Há anos a região convive com a violência de milícias rurais, mas elas se intensificaram desde o fim do ano passado, quando a comunidade iniciou um processo de retomada, uma vez que não possui os limites do território delimitados.
Na ação, Fachin determina a revogação de quaisquer decisões que impeçam a Fundação Nacional dos Povos Indígenas (Funai) de dar andamento ao processo administrativo que garantirá o território aos indígenas.
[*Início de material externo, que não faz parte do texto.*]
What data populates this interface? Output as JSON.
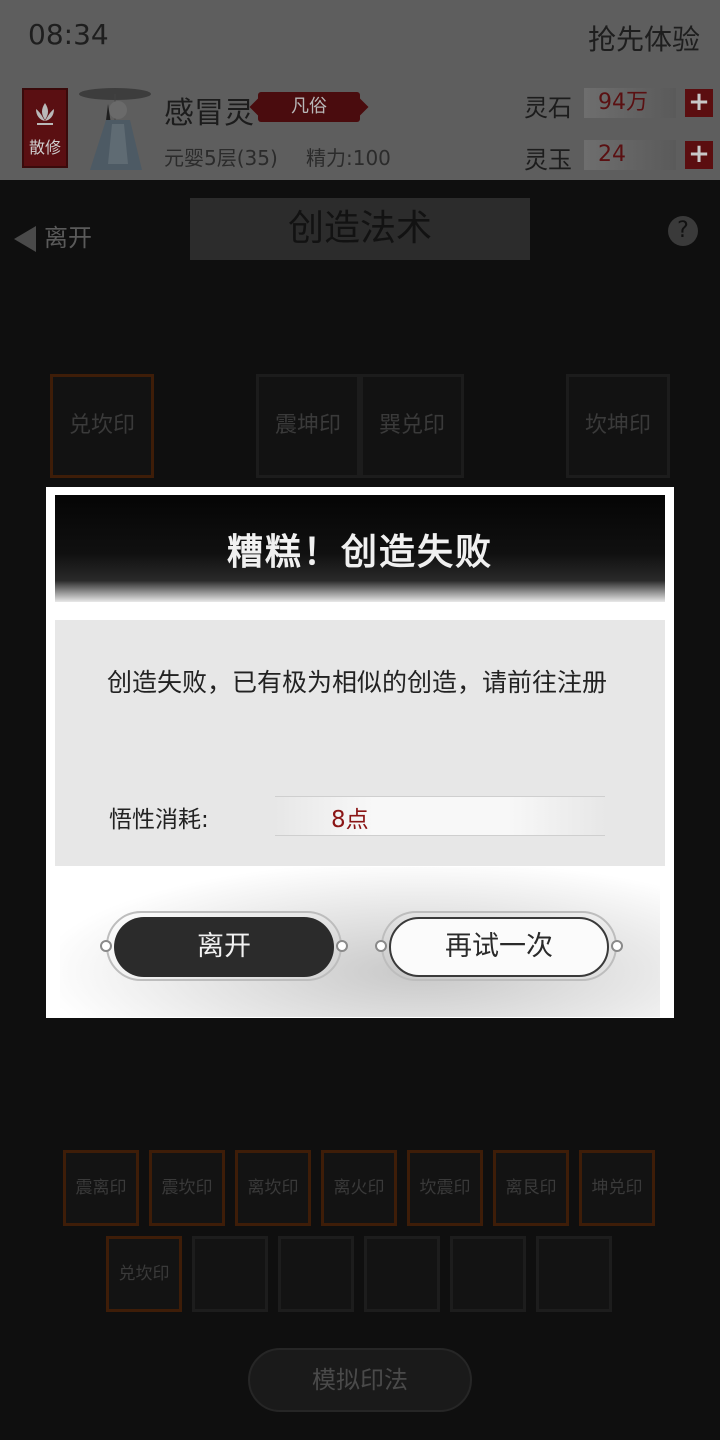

São réus na Ação a Itaipu Binacional, o Instituto Nacional de Colonização e Reforma Agrária e a Funai.
Demora na demarcação gera violência
Segundo o cacique Ilson Soares, da Tekohá Yhovy, comunidade que foi atacada a disparos de arma de fogo, a decisão do ministro aumenta a esperança na demarcação.
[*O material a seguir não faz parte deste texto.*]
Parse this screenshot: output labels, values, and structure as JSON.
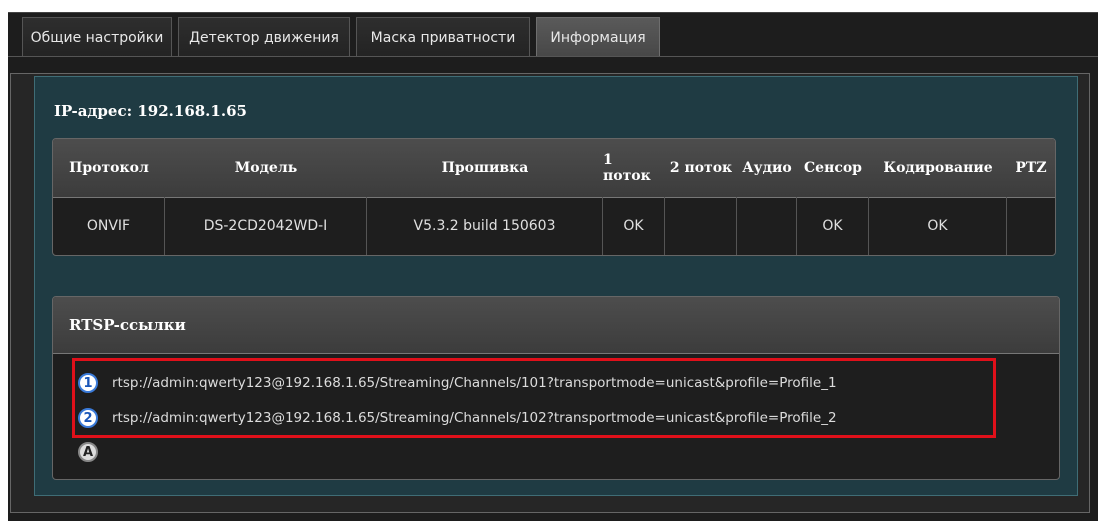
{
  "tabs": [
    {
      "label": "Общие настройки"
    },
    {
      "label": "Детектор движения"
    },
    {
      "label": "Маска приватности"
    },
    {
      "label": "Информация"
    }
  ],
  "ip_label": "IP-адрес: 192.168.1.65",
  "table": {
    "headers": [
      "Протокол",
      "Модель",
      "Прошивка",
      "1 поток",
      "2 поток",
      "Аудио",
      "Сенсор",
      "Кодирование",
      "PTZ"
    ],
    "row": [
      "ONVIF",
      "DS-2CD2042WD-I",
      "V5.3.2 build 150603",
      "OK",
      "",
      "",
      "OK",
      "OK",
      ""
    ]
  },
  "rtsp": {
    "title": "RTSP-ссылки",
    "links": [
      {
        "badge": "1",
        "url": "rtsp://admin:qwerty123@192.168.1.65/Streaming/Channels/101?transportmode=unicast&profile=Profile_1"
      },
      {
        "badge": "2",
        "url": "rtsp://admin:qwerty123@192.168.1.65/Streaming/Channels/102?transportmode=unicast&profile=Profile_2"
      },
      {
        "badge": "A",
        "url": ""
      }
    ]
  },
  "colors": {
    "panel_teal": "#1f3b43",
    "highlight_red": "#e0101a",
    "badge_blue": "#1a56b8"
  }
}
“Acredito que poderá avançar”, afirma. “Sabemos que é um procedimento que demora muito, mas precisamos avançar na questão territorial. Porque quanto mais demora, mais violência gera contra nós. As mídias falam que atacamos, que invadimos, mas quem veio colocar a mão na gente foram eles [milícias rurais]. Eles saíram de suas casas e vieram até aqui [Guasu Guavirá] para cometer esses atos tão bárbaros e, depois, espalharam pelas mídias que nós é que somos terroristas.”
Após os ataques, o governo federal disse que mandaria a Força Nacional para a região. Mas, segundo o cacique, até o momento não teve nenhuma mudança na prática.
“Só tem uma viatura da Polícia Federal na frente do acampamento e às 2h, 3h, eles sempre vão embora e só voltam por volta das 8h”, relata. “As ameaças são constantes. Somos monitorados por pessoas desconhecidas que vêm de carro ou de moto. Homens armados rondam o acampamento e grupos de WhatsApp discutem o que fazer, tipo: ‘tacar’ fogo nos barracos e botar todo mundo pra correr”, frisa.
Contexto
A comunidade de Guasu Guavirá sofre há anos com a violência. Ela é remanescentes dos Avá-Guaranis que ocupavam originalmente a região onde hoje está localizado o lago da Itaipu Binacional.
Devido a remoções forçadas, sequestros e separação de famílias, os indígenas se dividiram e passaram a realizar um processo de retomada de território no Oeste do Paraná. Essa região, chama, hoje, Guasu Guavirá, e compreende 17 aldeias, entre elas as Y’hovy e Yvyju Avary.
No dia 21 de dezembro de 2023, os Avá-Guarani de Y’hovy e Yvyju Avary começaram um processos de retomada de território, uma vez que os processos de demarcação que tinham no passado foram suspensos no governo de Jair Bolsonaro (PL) e voltaram à estaca zero.
Logo após o início dessas retomadas, as comunidades passaram a sofrer graves ameaças e agressões por parte de grupos de não indígenas.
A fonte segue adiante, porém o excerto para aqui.